In his remarks before the Institute of International Bankers, Mr. Uyeda identified challenges (e.g. fraud and market manipulation) faced by securities regulators. He analyzed the famous "Lemons Problem," which addressed the impact of information asymmetry between buyers and sellers, and applied it to the capital markets. Mr. Uyeda asserted that the regulatory framework must address these asymmetries, however, regulations that are "excessively burdensome" risk dampening economic growth in the capital markets.
Investor Fears
To account for the "Lemons Problem" within the securities market and provide material information to investors when making investment decisions, Commissioner Uyeda outlined four essential investor fears regulators must address:
- A lack of information regarding investment offerings. Mr. Uyeda stated that jurisdictions must enforce the following in order to ensure investor confidence in information offered by corporate issuers raising capital: (i) mandatory financial reporting, (ii) standardized accounting, (iii) oversight of auditing and (iv) effective enforcement.
- Abuse by securities market intermediaries. To combat abuse by intermediaries, such as misleading statements or unauthorized trading, Mr. Uyeda emphasized the importance of (i) registration and recordkeeping requirements, (ii) supervisory and enforcement regulations, (iii) disclosure rules, (iv) rules dictating specific types of conduct and (v) regulatory examinations and enforcement.
- Inefficient market prices. Within the "regulatory toolset" to prevent market manipulation, Mr. Uyeda pointed to antifraud regulations, market surveillance and enforcement practices.

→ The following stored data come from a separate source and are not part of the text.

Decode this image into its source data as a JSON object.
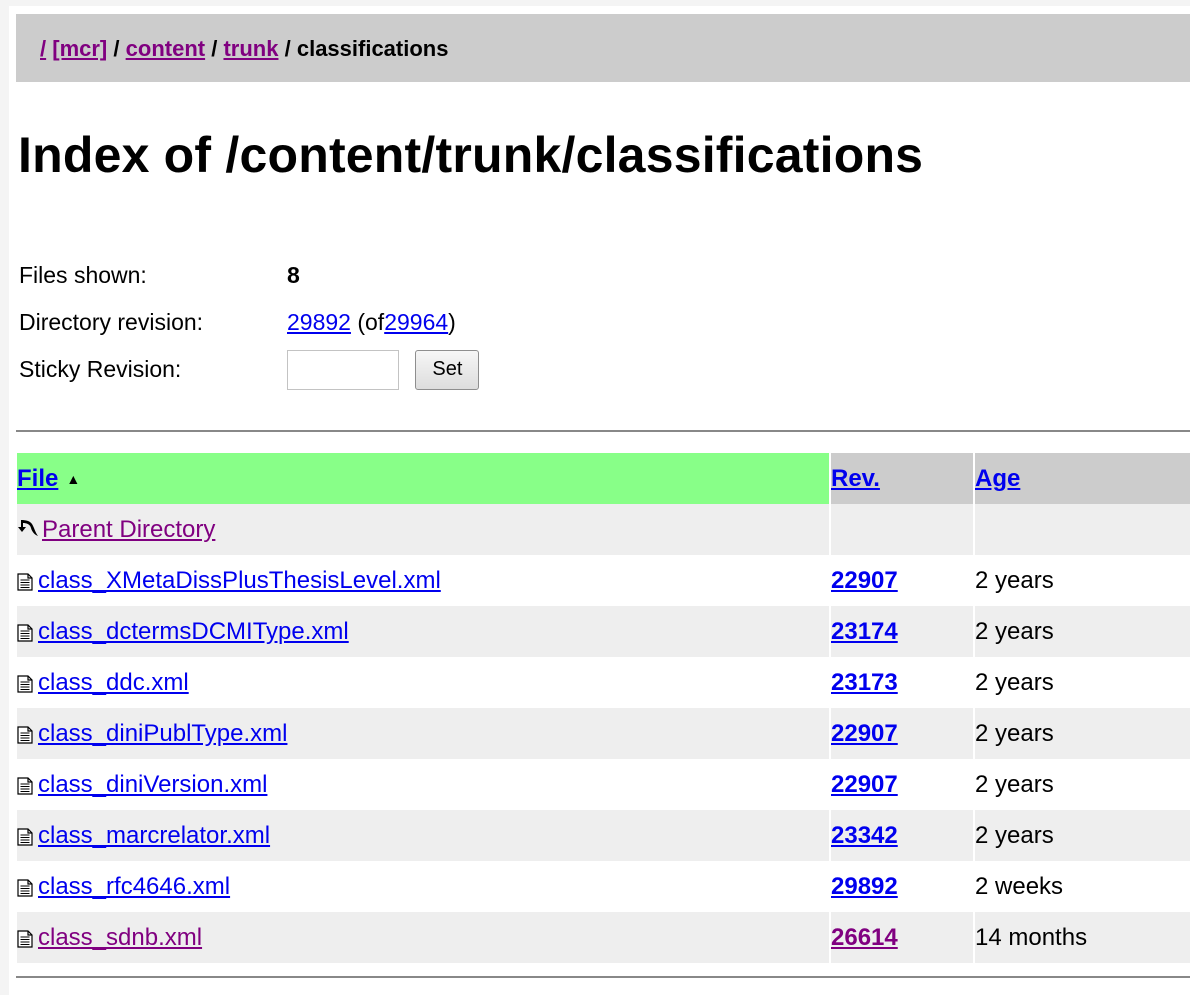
{
  "breadcrumb": {
    "root": "/",
    "repo": "[mcr]",
    "content": "content",
    "trunk": "trunk",
    "current": "classifications",
    "sep": "/"
  },
  "title": "Index of /content/trunk/classifications",
  "info": {
    "files_shown_label": "Files shown:",
    "files_shown_value": "8",
    "dir_revision_label": "Directory revision:",
    "dir_revision_value": "29892",
    "dir_revision_of_prefix": "(of",
    "dir_revision_head": "29964",
    "dir_revision_of_suffix": ")",
    "sticky_label": "Sticky Revision:",
    "sticky_value": "",
    "set_button": "Set"
  },
  "table": {
    "headers": {
      "file": "File",
      "rev": "Rev.",
      "age": "Age"
    },
    "sort_indicator": "▲",
    "parent": {
      "label": "Parent Directory"
    },
    "rows": [
      {
        "name": "class_XMetaDissPlusThesisLevel.xml",
        "rev": "22907",
        "age": "2 years"
      },
      {
        "name": "class_dctermsDCMIType.xml",
        "rev": "23174",
        "age": "2 years"
      },
      {
        "name": "class_ddc.xml",
        "rev": "23173",
        "age": "2 years"
      },
      {
        "name": "class_diniPublType.xml",
        "rev": "22907",
        "age": "2 years"
      },
      {
        "name": "class_diniVersion.xml",
        "rev": "22907",
        "age": "2 years"
      },
      {
        "name": "class_marcrelator.xml",
        "rev": "23342",
        "age": "2 years"
      },
      {
        "name": "class_rfc4646.xml",
        "rev": "29892",
        "age": "2 weeks"
      },
      {
        "name": "class_sdnb.xml",
        "rev": "26614",
        "age": "14 months"
      }
    ]
  },
  "icons": {
    "parent": "back-arrow-icon",
    "file": "text-file-icon"
  },
  "colors": {
    "link": "#0000ee",
    "visited": "#800080",
    "sorted_header": "#88ff88",
    "header": "#cccccc",
    "alt_row": "#eeeeee"
  }
}
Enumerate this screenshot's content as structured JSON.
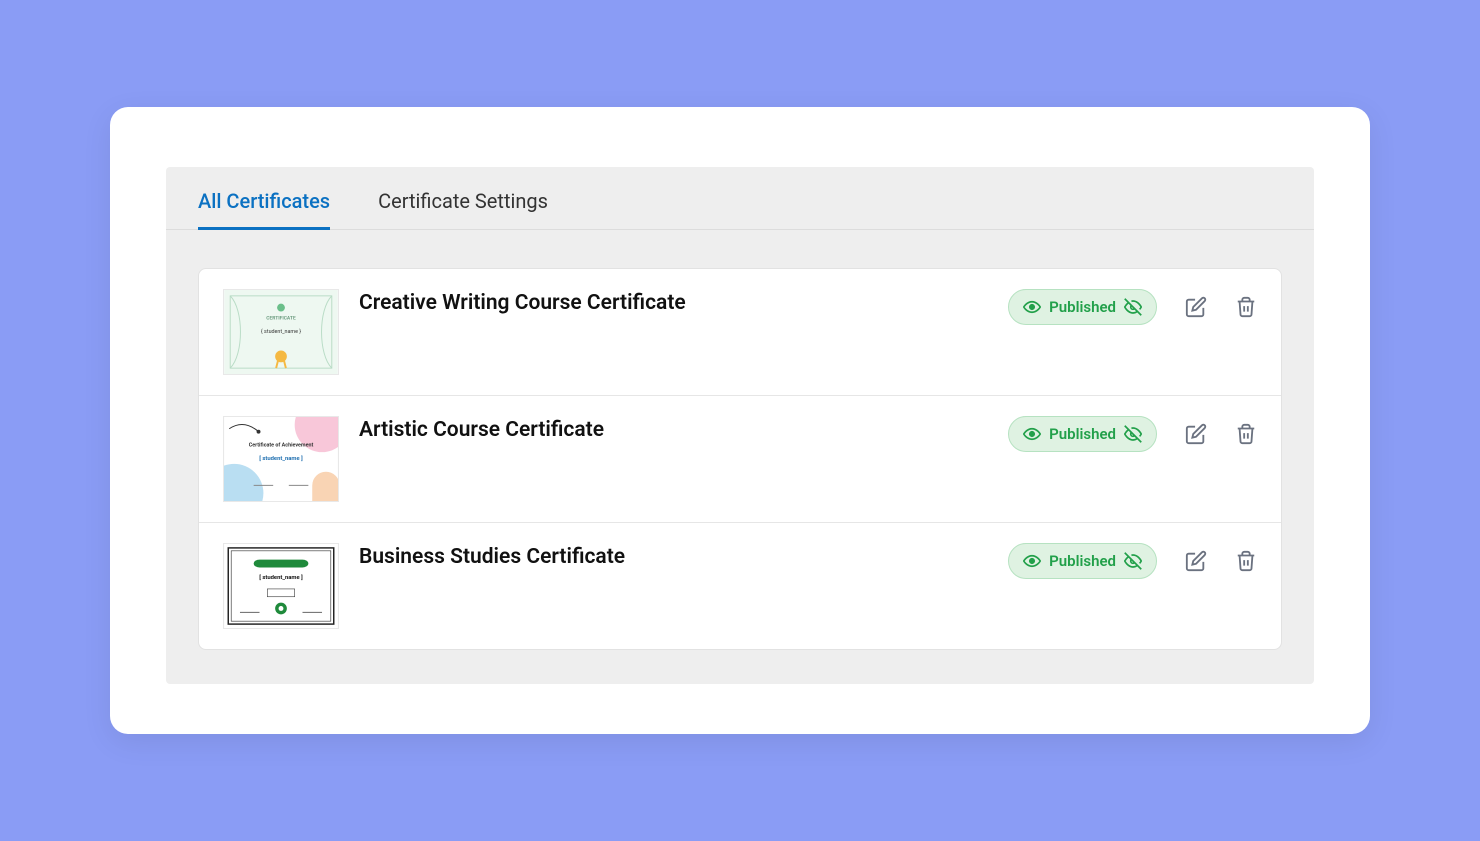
{
  "tabs": {
    "all": "All Certificates",
    "settings": "Certificate Settings"
  },
  "certificates": [
    {
      "title": "Creative Writing Course Certificate",
      "status": "Published"
    },
    {
      "title": "Artistic Course Certificate",
      "status": "Published"
    },
    {
      "title": "Business Studies Certificate",
      "status": "Published"
    }
  ]
}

- Failure by intermediaries. If investors are prevented from accessing their wealth due to failure by a broker-dealer or cyber security, Mr. Uyeda stated that investors will not hold their wealth with an intermediary. To prevent this from happening, he prescribed a regulatory framework that includes (i) transparency and disclosure, (ii) inspections and enforcement, (iii) business continuity planning, (iv) cyber safeguards and (v) capital rules and margin requirements.
Cross-border Complications
Mr. Uyeda also identified several elements that contribute to the complexity of cross-border jurisdictions. He stated that the international securities market could benefit if regulators consider:
- the legal parameters and regulatory scoping for entities that operate internationally so that they have cross-border clarity on the rules that do and do not apply to them;
- jurisdictions with conflicting laws so that entities understand when they cannot lawfully operate across such jurisdictions;
- duplicative regulations that address regulatory issues in an "unnecessarily" redundant manner and instead in such cases, Mr. Uyeda recommended that jurisdictions collaborate to recognize compliance (or non-compliance) by a foreign-based entity; and
- gaps in a foreign regulatory framework that a home jurisdiction believes to be important.